Il magistero

 Il magistero  QUO-211
15 settembre 2022

Sabato 10

La terza
guerra
mondiale
“a pezzi”
oggi è “totale”

Il tema della vostra Sessione Plenaria “Scienza di base per lo sviluppo umano, la pace e la salute planetaria”... tiene presenti le questioni-chiave che l’umanità affronta in questo momento della storia.

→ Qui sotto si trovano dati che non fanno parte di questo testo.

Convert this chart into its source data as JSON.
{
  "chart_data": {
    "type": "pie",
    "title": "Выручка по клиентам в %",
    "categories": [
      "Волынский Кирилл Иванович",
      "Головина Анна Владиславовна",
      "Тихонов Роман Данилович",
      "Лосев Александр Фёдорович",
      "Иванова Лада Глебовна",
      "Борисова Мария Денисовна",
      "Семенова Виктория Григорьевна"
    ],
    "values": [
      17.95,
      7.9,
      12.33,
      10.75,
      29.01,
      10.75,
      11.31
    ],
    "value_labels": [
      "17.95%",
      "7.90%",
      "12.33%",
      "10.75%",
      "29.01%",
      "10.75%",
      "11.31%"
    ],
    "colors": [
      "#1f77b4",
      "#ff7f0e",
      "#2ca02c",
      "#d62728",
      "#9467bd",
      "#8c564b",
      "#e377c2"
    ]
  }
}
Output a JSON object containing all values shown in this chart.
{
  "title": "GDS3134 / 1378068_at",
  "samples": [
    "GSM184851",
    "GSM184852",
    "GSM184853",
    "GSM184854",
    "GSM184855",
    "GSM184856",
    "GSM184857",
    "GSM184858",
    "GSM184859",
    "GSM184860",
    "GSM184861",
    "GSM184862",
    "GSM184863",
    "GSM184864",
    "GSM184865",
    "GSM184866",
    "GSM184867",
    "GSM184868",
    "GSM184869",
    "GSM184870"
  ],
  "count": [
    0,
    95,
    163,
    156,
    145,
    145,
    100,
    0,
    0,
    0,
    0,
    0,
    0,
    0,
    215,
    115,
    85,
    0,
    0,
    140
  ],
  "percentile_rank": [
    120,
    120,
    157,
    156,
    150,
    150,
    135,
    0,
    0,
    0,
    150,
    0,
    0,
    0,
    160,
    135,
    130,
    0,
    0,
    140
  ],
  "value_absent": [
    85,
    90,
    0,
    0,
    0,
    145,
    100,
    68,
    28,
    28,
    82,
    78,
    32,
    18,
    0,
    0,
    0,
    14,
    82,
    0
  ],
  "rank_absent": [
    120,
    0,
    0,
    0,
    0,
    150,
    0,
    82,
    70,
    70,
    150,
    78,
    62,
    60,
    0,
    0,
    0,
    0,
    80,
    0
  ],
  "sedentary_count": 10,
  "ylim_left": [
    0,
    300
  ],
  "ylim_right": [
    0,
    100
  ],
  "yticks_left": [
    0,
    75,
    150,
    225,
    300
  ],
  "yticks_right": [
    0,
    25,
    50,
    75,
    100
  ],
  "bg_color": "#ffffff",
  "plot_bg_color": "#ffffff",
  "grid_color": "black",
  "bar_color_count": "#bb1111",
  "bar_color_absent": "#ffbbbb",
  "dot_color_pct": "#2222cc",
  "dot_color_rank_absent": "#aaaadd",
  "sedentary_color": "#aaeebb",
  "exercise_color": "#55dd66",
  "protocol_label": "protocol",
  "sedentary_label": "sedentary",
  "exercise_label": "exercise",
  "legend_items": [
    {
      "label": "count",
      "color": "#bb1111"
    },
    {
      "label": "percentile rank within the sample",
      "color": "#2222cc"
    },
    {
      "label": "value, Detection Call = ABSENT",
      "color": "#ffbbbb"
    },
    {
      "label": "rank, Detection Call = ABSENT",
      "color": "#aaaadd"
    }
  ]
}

La Chiesa condivide e promuove la passione per la ricerca scientifica come espressione dell’amore per la verità, per la conoscenza... Ricordo le dichiarazioni della Pas di fronte a diverse emergenze, sia per la crisi alimentare e la lotta alla fame — in collaborazione con le Nazioni Unite —, sia per la salute degli oceani e dei mari, sia per rafforzare la resilienza dei poveri in caso di shock climatici.

Importante è anche l’impegno per aiutare a ricostruire quartieri poveri in modo sostenibile applicando la bioeconomia; come pure l’azione orientata all’equità per affrontare i problemi causati dal Covid.

Non meno rilevante è il lavoro per la donazione e il trapianto di organi nella lotta alla tratta di esseri umani; e anche per la promozione di una nuova scienza della riabilitazione medica a favore degli anziani e dei poveri.

Inoltre, apprezzo lo sforzo di coinvolgere la scienza e la politica per prevenire la guerra nucleare e i crimini bellici contro le popolazioni civili.

Man mano che le conquiste delle scienze accrescono il nostro stupore per la bellezza e la complessità della natura, si avverte sempre più la necessità di studi interdisciplinari, legati alla riflessione filosofica, che portino a nuove sintesi.

Questa visione, se tiene conto anche della Rivelazione e della teologia, può dare risposte alle domande dell’umanità, poste anche dalle nuove generazioni.

La Pontificia Accademia è unica nei suoi obiettivi, volti a partecipare i benefici della scienza e della tecnologia... soprattutto ai più bisognosi e svantaggiati; e così mira anche alla liberazione da forme di schiavitù, come lavoro forzato, prostituzione e traffico di organi.

Questi crimini contro l’umanità... si verificano anche nei Paesi sviluppati, nelle nostre città. Il corpo umano non può essere mai oggetto di commercio!

Dopo le due tragiche guerre mondiali, sembrava che il mondo avesse imparato a incamminarsi verso il rispetto dei diritti umani, del diritto internazionale e delle varie forme di cooperazione. Ma la storia mostra segni di regressione.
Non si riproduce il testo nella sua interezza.